All sorts of jazz, free jazz and improv. Never for money, always for love.
La contrebassiste Joëlle Léandre est de ces musiciennes qui ont donné
tout leur sens, et tout leur lustre à la musique improvisée, pour en
faire l'une des expressions les plus fécondes, les plus vecteurs
d'émotions pour qui veut bien avoir l'ouverture et la sensibilité
nécessaire de se laisser submerger par le flot de notes, par les
ruptures et les spectres évoquant moult couleurs. Mais aussi par le
légèreté d'un archer qui flotte sur les cordes, par les frappes
énormes sur le bois craquant où les rebonds subtils...
Ce qui marque également chez Léandre, c'est ce son impressionnant,
ample, charismatique qui en a fait l'une des grandes figures mondiales
de l'improvisation, et il serait trop long, du jazz à la musique
contemporaine d'énumérer ses collaborations.
C'est ainsi avec un grand plaisir que l'on retrouve Léandre en trio
sur un disque du formidable label Militant de la cause improvisée
Ayler Records, dont on ne saurait que trop conseiller de suivre
régulièrement les sorties, puisque chacune est un régal. La
contrebassiste, que l'on a vu récemment avec Anthony Braxton dans un
disque pour Leo Records que nous chroniquerons bientôt, publie donc
Last Seen Headed, un live enregistré au festival des "sons d'hiver",
live qui avait eu les faveurs d'une diffusion radio sur France Musique
dans la remarquable émission d'Anne Montaron "à l'improviste" dont
les podcasts sont – eux aussi – à recommander chaudement. Last Seen
Headed bénéficie grâce à cela d'un enregistrement d'une rare qualité,
qui est à mettre tout à l'honneur des techniciens de la radio publique.
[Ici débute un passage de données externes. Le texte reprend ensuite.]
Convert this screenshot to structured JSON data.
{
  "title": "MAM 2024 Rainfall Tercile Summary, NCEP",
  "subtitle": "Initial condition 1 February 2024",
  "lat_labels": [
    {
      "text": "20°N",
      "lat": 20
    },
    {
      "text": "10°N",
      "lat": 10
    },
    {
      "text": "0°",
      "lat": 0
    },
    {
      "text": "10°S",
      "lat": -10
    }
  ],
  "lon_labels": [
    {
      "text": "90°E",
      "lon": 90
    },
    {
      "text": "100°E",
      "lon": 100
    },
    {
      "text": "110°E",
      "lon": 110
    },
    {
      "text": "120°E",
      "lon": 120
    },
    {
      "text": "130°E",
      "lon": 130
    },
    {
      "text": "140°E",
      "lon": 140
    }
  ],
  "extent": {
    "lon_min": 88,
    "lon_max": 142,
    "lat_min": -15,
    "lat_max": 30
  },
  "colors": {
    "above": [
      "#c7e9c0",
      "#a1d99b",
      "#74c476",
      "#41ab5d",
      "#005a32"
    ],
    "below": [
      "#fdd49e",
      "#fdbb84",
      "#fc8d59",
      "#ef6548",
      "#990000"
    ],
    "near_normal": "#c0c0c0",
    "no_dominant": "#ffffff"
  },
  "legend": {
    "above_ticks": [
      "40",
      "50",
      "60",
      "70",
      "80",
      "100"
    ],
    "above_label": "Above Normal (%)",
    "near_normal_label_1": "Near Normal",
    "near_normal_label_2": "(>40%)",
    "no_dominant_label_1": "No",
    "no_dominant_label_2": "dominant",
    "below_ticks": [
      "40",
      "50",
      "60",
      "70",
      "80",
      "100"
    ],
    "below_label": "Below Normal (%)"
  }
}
Le triangle à la pointe mouvante duquel Léandre convoque une
contrebasse virevoltante se compose de deux grands noms de
l'improvisation mondiale, le clarinettiste canadien François Houle,
qui a déjà travaillé avec Evan Parker ou Benoit Delbecq et le
percussionniste suédois Raymond Strid, aperçu récemment avec Barry Guy
ou Eve Risser. Les échanges entre les musiciens sont intenses, et
l'échange entre Léandre et Houle notamment est remarquable. Dans les
sept morceaux intitulés "Last Seen Headed", le lien fort qui lie les
deux improvisateurs se fait de slaps et de crissements, de lentes
progressions tendues en explosions soudaines, le tout soutenu par le
percussionniste Raymond Strid qui accompagne le propos d'abstractions
métalliques ou de charnels frottements de peaux. Le propos se
construit en quelques notes, et démontre le talent incroyable de ces
trois musiciens.
Dans la progression inexorable de l'échange entre le trio, on découvre
ça et là des bribes avortés d'un groove fébrile, des traits éreintés
de clarinettes striées de cordes, ou, entre la frappe et le souffle
des bribes de langages inarticulés, portés par la voix de Léandre,
notamment dans le magnifique "Last Seen Headed V" tellement troublant
dans le grincement et le chaos tant il évoque parfois la gutturalité
emphatique du théâtre Nô. Un disque magnifique, qui fait passer avec
puissance le souffle d'une improvisation brute.